Crítica: “Drácula: A Última Viagem do Demeter”

Existe algo de místico na capacidade de um roteirista de cinema frente ao desafio de pegar um material bastante diminuto e transformá-lo em um resultado com consistência o suficiente para chegar às telas, na forma de uma história que mantenha os integrantes originais e acabe fundindo-os a novas peças criadas para tal adaptação.

Essa é a proposta de “Drácula: A Última Viagem do Demeter” (The Last Voyage of the Demeter), cuja narrativa é baseada em um único capítulo da obra máxima de Bram Stoker, “Drácula”.
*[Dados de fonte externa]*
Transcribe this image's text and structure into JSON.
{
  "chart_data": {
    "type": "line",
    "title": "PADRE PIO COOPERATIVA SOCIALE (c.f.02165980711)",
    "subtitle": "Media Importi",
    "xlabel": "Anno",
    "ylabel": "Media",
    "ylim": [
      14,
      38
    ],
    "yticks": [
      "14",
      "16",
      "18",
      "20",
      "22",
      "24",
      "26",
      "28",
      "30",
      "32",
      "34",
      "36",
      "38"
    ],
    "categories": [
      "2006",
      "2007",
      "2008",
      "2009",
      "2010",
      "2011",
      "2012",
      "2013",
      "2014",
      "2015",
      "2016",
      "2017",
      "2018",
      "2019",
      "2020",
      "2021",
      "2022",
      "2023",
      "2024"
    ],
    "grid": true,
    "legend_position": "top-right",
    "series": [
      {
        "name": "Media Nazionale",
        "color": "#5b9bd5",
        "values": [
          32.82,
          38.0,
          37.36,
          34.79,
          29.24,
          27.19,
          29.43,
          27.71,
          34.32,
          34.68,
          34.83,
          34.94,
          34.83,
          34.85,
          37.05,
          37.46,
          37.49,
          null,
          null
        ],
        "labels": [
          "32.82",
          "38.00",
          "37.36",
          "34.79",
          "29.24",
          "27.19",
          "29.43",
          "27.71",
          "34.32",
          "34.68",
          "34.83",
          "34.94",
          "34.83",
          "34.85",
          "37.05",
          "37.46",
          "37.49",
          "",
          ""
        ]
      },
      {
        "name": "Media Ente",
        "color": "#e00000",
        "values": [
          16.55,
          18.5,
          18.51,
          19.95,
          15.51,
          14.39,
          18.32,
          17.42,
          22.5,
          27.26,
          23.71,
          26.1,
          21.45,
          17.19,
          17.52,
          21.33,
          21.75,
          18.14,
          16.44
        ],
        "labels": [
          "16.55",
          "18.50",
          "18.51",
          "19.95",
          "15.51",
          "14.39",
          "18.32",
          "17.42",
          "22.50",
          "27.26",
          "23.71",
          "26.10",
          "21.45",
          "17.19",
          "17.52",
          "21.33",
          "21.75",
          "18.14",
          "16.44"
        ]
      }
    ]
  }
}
O material em questão é parte do capítulo sete do livro (The Captain’s Log”, na versão original), intitulada “Diário de Bordo do Demeter, de Varna a Whitby”, e relata a viagem derradeira da embarcação sob o comando do capitão Elliot (Liam Cunningham).

Seus registros simples vão se tornando cada vez mais assustadores, à medida que um mal desconhecido acomete a tripulação, que acaba perecendo durante o percurso de vinte dias (de 18 de julho a 08 de agosto de 1897) entre o ponto de partida na Romênia e a chegada do navio a Londres.

No longa dirigido por André Øvredal, a trama ganha vários personagens inéditos, a fim de amplificar detalhes e aumentar a tensão. Os poucos personagens do texto de referência são adequados às paginas da obra de Bram Stoker, mas seriam insuficientes para conduzir um filme (mesmo de duração moderada, como esse, com seus 118 minutos).

O que leva à inserção de uma das figuras mais interessantes em tela, o médico Clemens (Corey Hawkins), cuja capacidade profissional é colocada à prova devido à cor de sua pele e cujos questionamentos sobre o universo acertam em cheio quem também se pega perdido em meio a esses pensamentos às vezes.

É ele quem tentará ajudar a equipe quando as coisas saírem do controle – entenda-se quando uma presença maligna se fizer constante e mostrar-se mortalmente perigosa, ceifando a vida de qualquer criatura, sejam animais ou humanos.

Aliás, superstição e religiosidade são temas fortes no roteiro de Bragi F. Schut, Stefan Ruzowitzky e Zak Olkewicz: única mulher a bordo, a clandestina Ana (Aisling Franciosi) é vista como sinal de má sorte pelos tripulantes; o cozinheiro Joseph (Jon Jon Briones) declama trechos da Bíblia para expressar o terror que sente frente ao desconhecido e questiona a moral dos demais companheiros, julgando-os por suas condutas consideradas problemáticas; o neto do capitão, Toby (Woody Norman), tem como amuleto, um terço; os relatos do diário contêm súplicas desesperadas para que Deus amparasse e salvasse os marinheiros.

O que costuma ser um caminho funcional em produções de suspense envolvendo algum elemento sobrenatural, como é o caso. Tal fato ganha ainda mais força com a opção por apresentar o famoso vampiro (interpretado por Javier Botet) com uma aparência que em nada lembra a mais famosa entre o público.

Esqueça a elegância do nobre Conde, dessa vez, Drácula não convence como um humano. Com sua aparência macilenta, seu corpo nu e extremamente esguio, além de poderosas asas, aproximam-no de algo que lembra uma gárgula em sua forma clássica. O que faz com que se torne ainda mais amedrontador para suas potenciais vítimas.

Passado quase em sua totalidade dentro do navio do título, sob a ótima trilha sonora de Bear McCreary, “Drácula: A Última Viagem do Demeter” tem um ritmo lento – tal qual as próprias ondas -, mas também traz momentos frenéticos como uma tempestade em alto-mar.

A decisão de se usar efeitos práticos é completamente acertada, em especial no que diz respeito à composição do vampiro. Por outro lado, promover cenas bastante explícitas envolvendo dilacerações, pode tirar um pouco da aura de mistério que envolve o personagem desde sua criação.

Embora conclusivo, o final é aberto sugere a intenção de ser fazer uma continuação futura, o que seria uma alternativa para explorar a imagem de Drácula de maneira mais detalhada, mas ainda dando algum aspecto de ineditismo ao assunto já tão trabalhado em várias produções anteriores.

por Angela Debellis

*Texto originalmente publicado no site A Toupeira.